The richer people become, the greedier they become and the more effort they put into avoiding their social responsibilities through tax. How else can you explain the almost universal use of trusts by landed families and the huge amounts of wealth and asset ownership stashed away in tax havens - most of which are under British control!

Finding out who owns what in England can be hard - the Land Registry holds records of property that has changed hands in the last 120 years but older estates are not registered. All the data relating to land ownership has yet to be digitised but some excellent work has been done by Anna Powell-Smith mapping different types of ownership. All planning application data is freely available on-line and there is no reason why all land ownership data should not be the same.
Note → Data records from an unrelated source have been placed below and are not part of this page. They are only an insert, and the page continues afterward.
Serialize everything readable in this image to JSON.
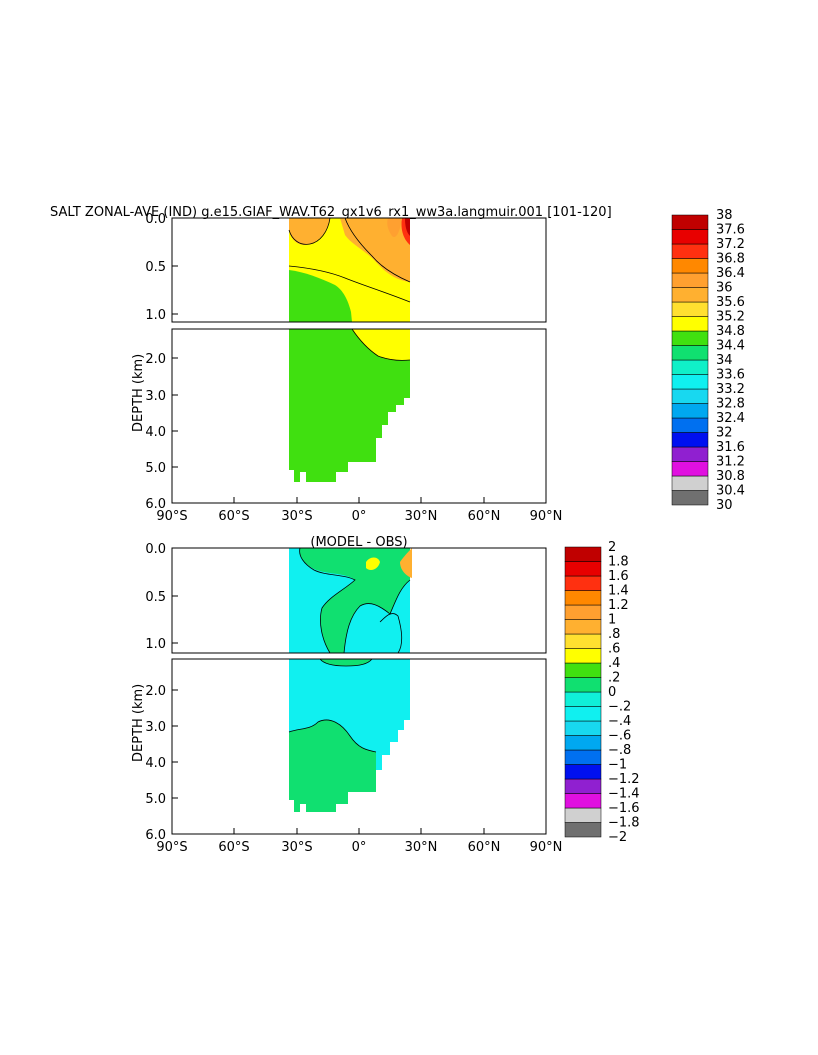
{
  "title": "SALT ZONAL-AVE (IND) g.e15.GIAF_WAV.T62_gx1v6_rx1_ww3a.langmuir.001 [101-120]",
  "chart_data": [
    {
      "type": "heatmap",
      "title": "SALT ZONAL-AVE (IND) g.e15.GIAF_WAV.T62_gx1v6_rx1_ww3a.langmuir.001 [101-120]",
      "xlabel": "",
      "ylabel": "DEPTH (km)",
      "x_ticks": [
        "90°S",
        "60°S",
        "30°S",
        "0°",
        "30°N",
        "60°N",
        "90°N"
      ],
      "y_ticks_upper": [
        "0.0",
        "0.5",
        "1.0"
      ],
      "y_ticks_lower": [
        "2.0",
        "3.0",
        "4.0",
        "5.0",
        "6.0"
      ],
      "xlim": [
        -90,
        90
      ],
      "ylim_km": [
        6.0,
        0.0
      ],
      "colorbar": {
        "levels": [
          "30",
          "30.4",
          "30.8",
          "31.2",
          "31.6",
          "32",
          "32.4",
          "32.8",
          "33.2",
          "33.6",
          "34",
          "34.4",
          "34.8",
          "35.2",
          "35.6",
          "36",
          "36.4",
          "36.8",
          "37.2",
          "37.6",
          "38"
        ],
        "colors": [
          "#707070",
          "#d0d0d0",
          "#e010e0",
          "#9020d0",
          "#0010f0",
          "#0070f0",
          "#00a8f0",
          "#18d8f0",
          "#10f0f0",
          "#10f0c8",
          "#10e070",
          "#40e010",
          "#ffff00",
          "#ffe030",
          "#ffb030",
          "#ffa030",
          "#ff8800",
          "#ff3010",
          "#e80000",
          "#c00000"
        ]
      },
      "regions": [
        {
          "name": "salt-yellow",
          "value_range": "34.8-35.2"
        },
        {
          "name": "salt-green",
          "value_range": "34.4-34.8"
        },
        {
          "name": "salt-orange",
          "value_range": "35.6-36.4"
        },
        {
          "name": "salt-red",
          "value_range": "36.8-38"
        }
      ]
    },
    {
      "type": "heatmap",
      "title": "(MODEL - OBS)",
      "xlabel": "",
      "ylabel": "DEPTH (km)",
      "x_ticks": [
        "90°S",
        "60°S",
        "30°S",
        "0°",
        "30°N",
        "60°N",
        "90°N"
      ],
      "y_ticks_upper": [
        "0.0",
        "0.5",
        "1.0"
      ],
      "y_ticks_lower": [
        "2.0",
        "3.0",
        "4.0",
        "5.0",
        "6.0"
      ],
      "xlim": [
        -90,
        90
      ],
      "ylim_km": [
        6.0,
        0.0
      ],
      "colorbar": {
        "levels": [
          "-2",
          "-1.8",
          "-1.6",
          "-1.4",
          "-1.2",
          "-1",
          "-.8",
          "-.6",
          "-.4",
          "-.2",
          "0",
          ".2",
          ".4",
          ".6",
          ".8",
          "1",
          "1.2",
          "1.4",
          "1.6",
          "1.8",
          "2"
        ],
        "colors": [
          "#707070",
          "#d0d0d0",
          "#e010e0",
          "#9020d0",
          "#0010f0",
          "#0070f0",
          "#00a8f0",
          "#18d8f0",
          "#10f0f0",
          "#10f0d8",
          "#10e070",
          "#40e010",
          "#ffff00",
          "#ffe030",
          "#ffb030",
          "#ffa030",
          "#ff8800",
          "#ff3010",
          "#e80000",
          "#c00000"
        ]
      },
      "regions": [
        {
          "name": "diff-cyan",
          "value_range": "-0.2-0"
        },
        {
          "name": "diff-green",
          "value_range": "0-0.2"
        },
        {
          "name": "diff-yellow",
          "value_range": "0.4-0.6"
        },
        {
          "name": "diff-orange",
          "value_range": "0.8-1.4"
        }
      ]
    }
  ]
}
Interesting fact: several properties on the Trusley side of Derby are registered in tax havens - including the Cayman Islands and the British Virgin islands!

What is grossly unfair is people who do absolutely nothing of social value, fail to contribute to the social good through their own efforts, live off the wealth created by previous generations and hide their wealth behind trusts and tax havens. Think of the potential talent wasted when people put their feet up and live off of the labour of others! There is a finite limit to the number of art galleries, boutiques and interior design emporiums that need to be run by the sons and daughters of the wealthy! Read Tatler and weep!

A simple answer

The answer is simple: tax wealth not earnings, tax land not homes, tax greed not effort.

Encourage people to be creative, to work hard and to keep the fruits of their labours.

A Land Value Tax (LVT) would go a long way to making things fairer because it is simple, fair and unavoidable.

A tax on unearned incomes, instead of a tax on earned incomes, would redress the balance between work and wealth.

Political corruption can be minimised (it will never go away completely, there will always be corrupt, greedy self-servers and "the establishment") by ensuring that political parties are funded only by fixed membership fees, by getting rid of the House of Lords and by introducing proportional representation.